City of Columbus v. Taylor

H. Brown, J.,

dissenting. Because I believe that the trial court erred in its refusal to consider the simulated testing of appellee on a BAC Verifier machine, I dissent.

To sustain a conviction under Section 2133.01(b)(2) of the Columbus City Code, a per se offense, the prosecution must prove beyond a reasonable doubt that: (1) the accused was operating a vehicle within the city and (2) at the time of operation the accused had a concentration of ten-hundredths of one gram or more by weight of alcohol per two hundred ten liters of breath. State v. Boyd (1985), 18 Ohio St. 3d 30, 18 OBR 68, 479 N.E. 2d 850. The evidence is limited to that relevant to one or both of the above elements. Id. at 31, 18 OBR at 69, 479 N.E. 2d at 851. *167Thus, an attack may not be made against the general reliability of the BAC Verifier to rebut the presumption created by the statute that the defendant was under the influence of alcohol. See State v. Vega (1984), 12 Ohio St. 3d 185, 12 OBR 251, 465 N.E. 2d 1303. A defendant may, however, challenge the accuracy of his specific test results. State v. Tanner (1984), 15 Ohio St. 3d 1, 15 OBR 1, 472 N.E. 2d 689. A defendant may, for example, introduce the results of an additional chemical test, as provided for in R.C. 4511.19(B). See Vega, supra, at 189, 12 OBR at 255, 465 N.E. 2d at 1307. The purpose of such evidence would be to demonstrate, through a qualified expert, that the amount of alcohol consumed should not have resulted in a BAC level above .10.

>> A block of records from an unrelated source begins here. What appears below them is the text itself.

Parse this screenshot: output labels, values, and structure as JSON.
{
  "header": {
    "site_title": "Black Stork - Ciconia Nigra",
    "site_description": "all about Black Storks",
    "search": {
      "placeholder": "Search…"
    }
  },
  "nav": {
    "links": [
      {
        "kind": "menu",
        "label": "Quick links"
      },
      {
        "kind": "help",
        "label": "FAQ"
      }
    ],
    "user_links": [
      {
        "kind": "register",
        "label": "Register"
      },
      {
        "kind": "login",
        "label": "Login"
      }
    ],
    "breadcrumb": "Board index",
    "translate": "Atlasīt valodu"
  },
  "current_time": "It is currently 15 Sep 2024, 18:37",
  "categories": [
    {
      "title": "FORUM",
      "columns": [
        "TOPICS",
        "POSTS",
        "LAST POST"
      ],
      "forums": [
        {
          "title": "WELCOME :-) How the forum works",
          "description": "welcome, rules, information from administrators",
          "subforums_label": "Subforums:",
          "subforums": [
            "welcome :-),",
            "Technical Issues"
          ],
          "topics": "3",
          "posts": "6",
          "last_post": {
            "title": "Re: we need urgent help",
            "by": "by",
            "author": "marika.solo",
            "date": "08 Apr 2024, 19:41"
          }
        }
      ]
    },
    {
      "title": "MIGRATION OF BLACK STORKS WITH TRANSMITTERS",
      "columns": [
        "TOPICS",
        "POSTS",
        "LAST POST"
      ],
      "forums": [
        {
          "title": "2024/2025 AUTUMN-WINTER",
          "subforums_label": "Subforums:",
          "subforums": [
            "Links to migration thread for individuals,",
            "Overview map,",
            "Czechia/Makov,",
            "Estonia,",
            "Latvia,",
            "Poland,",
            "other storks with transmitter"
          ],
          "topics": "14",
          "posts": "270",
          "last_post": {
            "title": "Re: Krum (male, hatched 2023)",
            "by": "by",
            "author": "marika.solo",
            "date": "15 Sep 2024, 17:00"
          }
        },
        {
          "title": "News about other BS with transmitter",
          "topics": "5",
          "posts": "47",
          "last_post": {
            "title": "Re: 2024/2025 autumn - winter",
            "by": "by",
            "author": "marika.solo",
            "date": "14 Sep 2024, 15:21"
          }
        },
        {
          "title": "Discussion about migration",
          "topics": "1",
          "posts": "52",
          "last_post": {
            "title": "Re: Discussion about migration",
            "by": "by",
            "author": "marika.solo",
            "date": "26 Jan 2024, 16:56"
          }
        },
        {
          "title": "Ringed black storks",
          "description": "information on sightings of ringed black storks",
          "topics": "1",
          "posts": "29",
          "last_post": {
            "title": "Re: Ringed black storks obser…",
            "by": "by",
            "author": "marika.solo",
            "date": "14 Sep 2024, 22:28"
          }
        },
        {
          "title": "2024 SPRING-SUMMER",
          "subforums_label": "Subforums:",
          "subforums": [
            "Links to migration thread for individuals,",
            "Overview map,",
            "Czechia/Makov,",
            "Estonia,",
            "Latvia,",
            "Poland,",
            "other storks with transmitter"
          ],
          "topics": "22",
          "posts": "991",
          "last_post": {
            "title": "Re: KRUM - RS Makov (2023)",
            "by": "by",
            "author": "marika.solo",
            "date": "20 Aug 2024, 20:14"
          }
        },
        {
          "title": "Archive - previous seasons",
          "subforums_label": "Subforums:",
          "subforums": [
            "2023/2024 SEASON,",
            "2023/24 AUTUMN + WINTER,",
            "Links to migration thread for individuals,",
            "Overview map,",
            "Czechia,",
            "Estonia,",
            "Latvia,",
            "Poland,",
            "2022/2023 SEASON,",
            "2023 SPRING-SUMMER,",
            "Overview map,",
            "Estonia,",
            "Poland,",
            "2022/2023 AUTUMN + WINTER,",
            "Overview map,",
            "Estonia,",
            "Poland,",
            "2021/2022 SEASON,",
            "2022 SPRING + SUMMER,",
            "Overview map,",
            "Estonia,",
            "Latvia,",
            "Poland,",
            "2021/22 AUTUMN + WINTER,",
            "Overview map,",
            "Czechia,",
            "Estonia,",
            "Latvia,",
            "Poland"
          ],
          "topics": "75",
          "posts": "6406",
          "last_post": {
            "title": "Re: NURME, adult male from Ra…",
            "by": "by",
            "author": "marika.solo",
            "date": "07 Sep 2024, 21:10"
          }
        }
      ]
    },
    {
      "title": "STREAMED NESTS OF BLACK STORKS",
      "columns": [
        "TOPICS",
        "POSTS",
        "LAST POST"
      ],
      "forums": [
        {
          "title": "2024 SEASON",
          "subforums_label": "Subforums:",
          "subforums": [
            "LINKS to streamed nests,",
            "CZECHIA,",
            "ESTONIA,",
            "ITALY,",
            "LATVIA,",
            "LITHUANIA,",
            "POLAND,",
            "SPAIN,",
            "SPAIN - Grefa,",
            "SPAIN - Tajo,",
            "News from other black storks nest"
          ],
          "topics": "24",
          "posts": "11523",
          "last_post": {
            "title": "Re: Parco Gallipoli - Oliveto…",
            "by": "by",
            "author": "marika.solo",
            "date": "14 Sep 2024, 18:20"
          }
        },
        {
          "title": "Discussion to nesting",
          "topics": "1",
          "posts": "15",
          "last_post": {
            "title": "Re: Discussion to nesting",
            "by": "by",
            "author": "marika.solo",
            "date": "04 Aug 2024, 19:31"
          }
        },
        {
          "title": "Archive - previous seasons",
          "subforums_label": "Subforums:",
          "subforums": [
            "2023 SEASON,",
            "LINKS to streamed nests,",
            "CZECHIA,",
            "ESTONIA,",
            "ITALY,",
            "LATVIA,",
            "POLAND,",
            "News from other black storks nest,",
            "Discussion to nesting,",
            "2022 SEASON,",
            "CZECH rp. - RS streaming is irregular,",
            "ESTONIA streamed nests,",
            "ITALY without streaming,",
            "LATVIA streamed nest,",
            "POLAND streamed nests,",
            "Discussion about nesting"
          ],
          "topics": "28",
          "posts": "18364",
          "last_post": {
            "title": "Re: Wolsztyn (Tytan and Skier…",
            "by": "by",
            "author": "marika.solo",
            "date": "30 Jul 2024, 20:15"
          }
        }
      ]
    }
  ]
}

In the case before us, the appellee attempted to introduce evidence concerning a simulated test conducted by an expert on a BAC Verifier machine. The simulated test was designed to recreate the drinking pattern of the appellee on the night of the arrest in order to show what his BAC should have been at the time of arrest. When the trial court expressed reservations about the reliability of the test, appellee’s counsel requested that the court voir dire the witness concerning the test’s scientific validity before ruling on its admissibility. Instead, the court excluded the evidence based upon the prosecution’s argument that it was impossible to exactly duplicate the circumstances of the offense.

Exact duplication of conditions existing when the experiment is made and those existing at the time of the occurrence in question is not a precondition to admissibility.

“Evidence of experiments performed out of court, tending to prove or disprove a contention in issue, is admissible if there is a substantial similarity between conditions existing when the experiments are made and those existing at the time of the occurrence in dispute; dissimilarities, when not so marked as to confuse and mislead the jury, go to the weight rather than the admissibility of the evidence.” (Emphasis added.) St. Paul Fire & Marine Ins. Co. v. Baltimore & Ohio RR. Co. (1935), 129 Ohio St. 401, 2 O.O. 396, 195 N.E. 861, paragraph one of the syllabus.

In the present case, the . court excluded the experiment without hearing any evidence as to its scientific validity. The trial court should have conducted • a review of evidence concerning the test’s validity and the qualifications of the expert witness. Once these two determinations were made, the trial judge would have been in a position to make an informed ruling on the proffered experiment.

The admission or rejection of evidence of out-of-court experiments is within the sound discretion of the trial court. “ ‘* * * [T]he exercise of such discretion will, upon appeal, be viewed somewhat more critically when such evidence is rejected than when it is received.’ ” St. Paul Fire & Marine Ins. Co., supra, at 406, 2 O.O. at 399, 195 N.E. at 864. Under this standard, which the majority endorses, the trial court’s rejection of the evidence without a hearing was an abuse of discretion. See State v. Adams (1980), 62 Ohio St. 2d 151, 16 O.O. 3d 169, 404 N.E. 2d 144. Since the proffered evidence appeared crucial to appellee’s defense, the court’s ruling effectively denied him the opportunity to present an adequate defense. Accordingly, I would affirm the judgment of the court of appeals.

Sweeney, J., concurs in the foregoing dissenting opinion.